The voice came softly, right at her shoulder, and Monique was two feet off the ground before she realized who it was. And when she did realize—she came down swinging.

“Riley, goddamn you!” She connected with the side of his head before he could flinch away, and it felt so good that Monique swung again. Riley managed to duck this time, but his face was already turning red where the first swat had hit him, and that felt just as good. “I told you not to sneak in the window like that!” she said.

“You left it open, and you know—I kind of wanted to climb a little—”

She swung again, just barely clipping his blocking arm. “Fuck you and your fucking parkay—!”

“Parkour,” he corrected mildly.

“I don’t care what the fuck it’s called. How many fucking times have I told you not to do that!” she demanded.
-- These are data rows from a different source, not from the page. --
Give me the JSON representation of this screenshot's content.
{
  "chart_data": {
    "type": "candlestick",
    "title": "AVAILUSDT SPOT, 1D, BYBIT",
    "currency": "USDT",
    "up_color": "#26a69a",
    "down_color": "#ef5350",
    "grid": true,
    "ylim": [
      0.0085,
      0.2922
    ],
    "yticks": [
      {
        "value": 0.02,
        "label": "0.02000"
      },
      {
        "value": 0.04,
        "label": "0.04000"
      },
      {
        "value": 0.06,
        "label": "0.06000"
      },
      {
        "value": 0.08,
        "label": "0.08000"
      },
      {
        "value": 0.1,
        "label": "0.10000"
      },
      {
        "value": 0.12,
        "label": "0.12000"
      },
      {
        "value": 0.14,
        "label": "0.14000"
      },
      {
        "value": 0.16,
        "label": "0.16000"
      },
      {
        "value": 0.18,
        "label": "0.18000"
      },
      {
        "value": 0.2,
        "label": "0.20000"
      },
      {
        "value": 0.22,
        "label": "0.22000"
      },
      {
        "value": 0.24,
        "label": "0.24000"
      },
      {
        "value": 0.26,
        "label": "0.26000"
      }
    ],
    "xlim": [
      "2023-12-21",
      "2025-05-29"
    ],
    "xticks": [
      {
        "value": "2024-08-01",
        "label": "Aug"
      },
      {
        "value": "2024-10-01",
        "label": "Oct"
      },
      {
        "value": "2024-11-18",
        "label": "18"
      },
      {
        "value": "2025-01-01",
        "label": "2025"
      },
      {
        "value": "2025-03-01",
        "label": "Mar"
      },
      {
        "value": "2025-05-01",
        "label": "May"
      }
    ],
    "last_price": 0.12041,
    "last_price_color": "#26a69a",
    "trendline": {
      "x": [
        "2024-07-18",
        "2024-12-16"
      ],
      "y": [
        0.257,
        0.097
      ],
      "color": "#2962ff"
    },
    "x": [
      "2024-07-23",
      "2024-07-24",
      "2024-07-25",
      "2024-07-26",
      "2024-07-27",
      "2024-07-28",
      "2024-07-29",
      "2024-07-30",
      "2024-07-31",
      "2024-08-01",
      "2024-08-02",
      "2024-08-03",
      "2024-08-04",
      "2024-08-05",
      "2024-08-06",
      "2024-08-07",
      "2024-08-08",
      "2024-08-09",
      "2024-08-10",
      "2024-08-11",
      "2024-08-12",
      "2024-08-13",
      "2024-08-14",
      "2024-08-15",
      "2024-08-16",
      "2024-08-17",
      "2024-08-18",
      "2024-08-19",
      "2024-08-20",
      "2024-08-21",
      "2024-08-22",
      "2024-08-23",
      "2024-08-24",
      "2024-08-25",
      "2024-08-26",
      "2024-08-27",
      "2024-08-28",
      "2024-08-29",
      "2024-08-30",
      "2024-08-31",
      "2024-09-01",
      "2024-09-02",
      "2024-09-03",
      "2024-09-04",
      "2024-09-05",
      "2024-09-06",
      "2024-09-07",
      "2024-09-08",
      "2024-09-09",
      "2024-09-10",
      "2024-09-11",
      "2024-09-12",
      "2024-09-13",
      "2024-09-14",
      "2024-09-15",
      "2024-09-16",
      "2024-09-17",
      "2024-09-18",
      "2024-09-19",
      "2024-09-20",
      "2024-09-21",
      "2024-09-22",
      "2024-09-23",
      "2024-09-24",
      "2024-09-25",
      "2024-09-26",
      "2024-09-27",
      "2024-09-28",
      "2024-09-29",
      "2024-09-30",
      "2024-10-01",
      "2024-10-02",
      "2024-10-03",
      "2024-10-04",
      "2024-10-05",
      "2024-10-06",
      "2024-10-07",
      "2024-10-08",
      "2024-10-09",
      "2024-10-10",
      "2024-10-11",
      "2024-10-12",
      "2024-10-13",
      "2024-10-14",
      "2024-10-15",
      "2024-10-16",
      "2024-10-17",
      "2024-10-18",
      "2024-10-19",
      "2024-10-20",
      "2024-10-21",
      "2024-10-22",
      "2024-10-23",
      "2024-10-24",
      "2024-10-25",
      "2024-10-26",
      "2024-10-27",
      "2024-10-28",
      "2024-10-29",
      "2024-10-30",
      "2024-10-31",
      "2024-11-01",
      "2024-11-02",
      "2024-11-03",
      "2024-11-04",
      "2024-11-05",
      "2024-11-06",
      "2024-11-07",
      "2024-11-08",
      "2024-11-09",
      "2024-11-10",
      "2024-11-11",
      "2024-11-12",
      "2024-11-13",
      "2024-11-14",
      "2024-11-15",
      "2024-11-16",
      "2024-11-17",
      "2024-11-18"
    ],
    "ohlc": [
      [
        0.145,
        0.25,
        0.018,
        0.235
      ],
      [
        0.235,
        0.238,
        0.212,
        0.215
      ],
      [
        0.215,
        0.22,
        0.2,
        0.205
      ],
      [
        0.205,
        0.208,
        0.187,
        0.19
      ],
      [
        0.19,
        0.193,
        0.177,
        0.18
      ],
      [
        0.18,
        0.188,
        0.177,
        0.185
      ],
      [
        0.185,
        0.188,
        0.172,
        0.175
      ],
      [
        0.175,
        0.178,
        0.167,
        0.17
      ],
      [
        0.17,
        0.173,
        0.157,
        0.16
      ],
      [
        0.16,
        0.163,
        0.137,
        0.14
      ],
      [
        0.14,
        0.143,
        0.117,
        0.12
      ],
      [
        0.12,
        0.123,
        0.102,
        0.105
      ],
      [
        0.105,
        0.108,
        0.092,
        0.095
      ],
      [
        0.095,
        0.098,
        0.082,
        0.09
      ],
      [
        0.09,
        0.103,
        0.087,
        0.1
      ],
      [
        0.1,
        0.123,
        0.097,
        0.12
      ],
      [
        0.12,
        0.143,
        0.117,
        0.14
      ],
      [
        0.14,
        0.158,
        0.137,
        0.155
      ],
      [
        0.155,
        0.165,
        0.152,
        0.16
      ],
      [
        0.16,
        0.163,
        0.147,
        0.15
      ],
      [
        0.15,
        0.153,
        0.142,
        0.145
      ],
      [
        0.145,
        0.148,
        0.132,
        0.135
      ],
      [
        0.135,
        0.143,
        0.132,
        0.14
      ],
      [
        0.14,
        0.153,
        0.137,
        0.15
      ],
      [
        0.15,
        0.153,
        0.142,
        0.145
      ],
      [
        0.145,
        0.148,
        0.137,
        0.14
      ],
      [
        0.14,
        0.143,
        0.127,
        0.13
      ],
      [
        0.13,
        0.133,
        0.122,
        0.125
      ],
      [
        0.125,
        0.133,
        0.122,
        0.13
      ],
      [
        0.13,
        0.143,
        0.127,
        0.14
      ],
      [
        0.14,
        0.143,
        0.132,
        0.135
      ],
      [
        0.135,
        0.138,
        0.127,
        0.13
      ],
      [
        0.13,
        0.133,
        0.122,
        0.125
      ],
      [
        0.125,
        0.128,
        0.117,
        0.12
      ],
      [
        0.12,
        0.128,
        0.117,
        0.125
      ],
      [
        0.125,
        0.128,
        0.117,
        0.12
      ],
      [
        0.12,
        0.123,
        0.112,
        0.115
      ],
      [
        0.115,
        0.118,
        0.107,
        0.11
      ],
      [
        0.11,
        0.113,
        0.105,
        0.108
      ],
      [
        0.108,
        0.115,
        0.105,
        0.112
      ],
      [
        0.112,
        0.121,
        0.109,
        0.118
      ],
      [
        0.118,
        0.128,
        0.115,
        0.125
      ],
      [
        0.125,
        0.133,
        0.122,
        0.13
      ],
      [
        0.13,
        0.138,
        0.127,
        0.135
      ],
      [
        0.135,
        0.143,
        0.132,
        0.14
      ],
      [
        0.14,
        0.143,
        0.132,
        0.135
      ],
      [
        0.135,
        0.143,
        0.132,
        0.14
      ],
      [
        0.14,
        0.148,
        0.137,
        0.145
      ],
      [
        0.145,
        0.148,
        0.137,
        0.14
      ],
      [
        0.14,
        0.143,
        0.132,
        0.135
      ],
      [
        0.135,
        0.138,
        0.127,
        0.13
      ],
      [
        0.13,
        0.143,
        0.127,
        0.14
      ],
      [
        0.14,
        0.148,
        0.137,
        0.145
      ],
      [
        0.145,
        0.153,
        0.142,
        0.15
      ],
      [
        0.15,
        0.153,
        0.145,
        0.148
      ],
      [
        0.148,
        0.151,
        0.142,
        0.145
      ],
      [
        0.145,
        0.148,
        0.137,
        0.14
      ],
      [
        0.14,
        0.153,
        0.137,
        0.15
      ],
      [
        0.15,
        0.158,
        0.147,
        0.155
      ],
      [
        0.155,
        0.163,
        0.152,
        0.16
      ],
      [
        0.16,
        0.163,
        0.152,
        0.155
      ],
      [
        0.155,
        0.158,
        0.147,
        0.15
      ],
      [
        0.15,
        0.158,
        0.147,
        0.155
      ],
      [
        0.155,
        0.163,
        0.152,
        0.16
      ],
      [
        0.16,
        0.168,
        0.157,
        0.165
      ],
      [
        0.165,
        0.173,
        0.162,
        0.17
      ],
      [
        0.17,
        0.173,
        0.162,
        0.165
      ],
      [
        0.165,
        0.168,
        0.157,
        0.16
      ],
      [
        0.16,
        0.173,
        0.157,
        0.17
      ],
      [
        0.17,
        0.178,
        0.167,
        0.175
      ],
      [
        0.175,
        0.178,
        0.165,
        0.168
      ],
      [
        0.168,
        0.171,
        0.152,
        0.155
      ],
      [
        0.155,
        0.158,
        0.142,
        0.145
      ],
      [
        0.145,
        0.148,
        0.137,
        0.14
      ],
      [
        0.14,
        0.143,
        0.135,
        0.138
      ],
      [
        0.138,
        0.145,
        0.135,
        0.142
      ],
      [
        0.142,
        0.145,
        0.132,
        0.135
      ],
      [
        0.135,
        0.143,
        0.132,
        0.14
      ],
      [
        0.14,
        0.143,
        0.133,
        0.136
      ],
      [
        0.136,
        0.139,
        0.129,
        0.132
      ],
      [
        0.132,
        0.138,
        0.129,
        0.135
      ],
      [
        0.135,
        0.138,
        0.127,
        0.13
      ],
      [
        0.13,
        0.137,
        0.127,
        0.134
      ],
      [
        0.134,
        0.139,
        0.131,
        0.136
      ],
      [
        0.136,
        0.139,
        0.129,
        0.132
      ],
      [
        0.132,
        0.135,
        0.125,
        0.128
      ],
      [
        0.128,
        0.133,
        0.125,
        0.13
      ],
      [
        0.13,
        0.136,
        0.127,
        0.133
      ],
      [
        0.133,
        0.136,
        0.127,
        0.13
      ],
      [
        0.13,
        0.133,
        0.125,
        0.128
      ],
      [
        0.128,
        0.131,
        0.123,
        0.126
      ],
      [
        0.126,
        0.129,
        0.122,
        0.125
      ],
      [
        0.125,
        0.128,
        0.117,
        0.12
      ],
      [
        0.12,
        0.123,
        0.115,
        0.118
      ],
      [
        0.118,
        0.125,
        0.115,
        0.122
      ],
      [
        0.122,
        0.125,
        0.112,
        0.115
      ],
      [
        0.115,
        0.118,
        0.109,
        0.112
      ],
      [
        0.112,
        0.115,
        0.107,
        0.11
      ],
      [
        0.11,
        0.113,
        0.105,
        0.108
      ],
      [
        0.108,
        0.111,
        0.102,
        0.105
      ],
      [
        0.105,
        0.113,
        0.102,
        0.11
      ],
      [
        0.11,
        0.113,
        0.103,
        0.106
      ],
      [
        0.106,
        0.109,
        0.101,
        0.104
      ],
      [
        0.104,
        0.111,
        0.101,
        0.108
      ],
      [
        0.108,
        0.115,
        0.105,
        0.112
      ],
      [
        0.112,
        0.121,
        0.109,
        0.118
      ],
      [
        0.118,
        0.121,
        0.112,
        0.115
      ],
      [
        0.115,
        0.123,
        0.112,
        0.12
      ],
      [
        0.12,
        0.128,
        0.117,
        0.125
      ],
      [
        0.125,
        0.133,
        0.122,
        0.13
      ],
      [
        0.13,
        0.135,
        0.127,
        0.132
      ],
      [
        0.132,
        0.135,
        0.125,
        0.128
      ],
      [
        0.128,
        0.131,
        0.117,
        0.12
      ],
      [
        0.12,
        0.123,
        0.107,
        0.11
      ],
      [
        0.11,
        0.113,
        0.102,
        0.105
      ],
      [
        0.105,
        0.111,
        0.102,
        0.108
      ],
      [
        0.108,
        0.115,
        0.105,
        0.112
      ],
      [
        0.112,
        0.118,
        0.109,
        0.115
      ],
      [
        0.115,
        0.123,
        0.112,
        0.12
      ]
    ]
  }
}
“Um—a lot?” Riley said, still backing away with his hands held up defensively. “I mean, I didn’t count or anything? But it seems like—”

“Oh, shut the fuck up! Where have you been, goddamn it?”

“I can’t shut up and tell you,” he pointed out. She swung again, but he dod

ged it.

“Fuck you, Riley Wolfe! Do you know how long I’ve been waiting to hear that you—I mean, it would just take one two-minute phone call! Would that have killed you?”

Riley looked serious for the first time. “Actually, it might have,” he said.

Monique opened her mouth to tear into him again, and then paused as she realized what he’d said and that he meant it.

“What the fuck does that mean?” she demanded.

“It means,” he said, and he was very serious now, “that I was in some seriously deep shit. I still am.”

“You mean, besides the deep shit you’re in with me?”

Riley looked away, and Monique saw a look on his face she’d never seen before—deep, intense anxiety. Then he looked back at her and tried to smile. He didn’t do a very good job. “I would never underestimate the danger of being on your shit list, Monique,” he said, rubbing his face where she’d clocked him. “But yeah, this is worse. A lot worse.”

She folded her arms across her chest. “Let’s hear it.”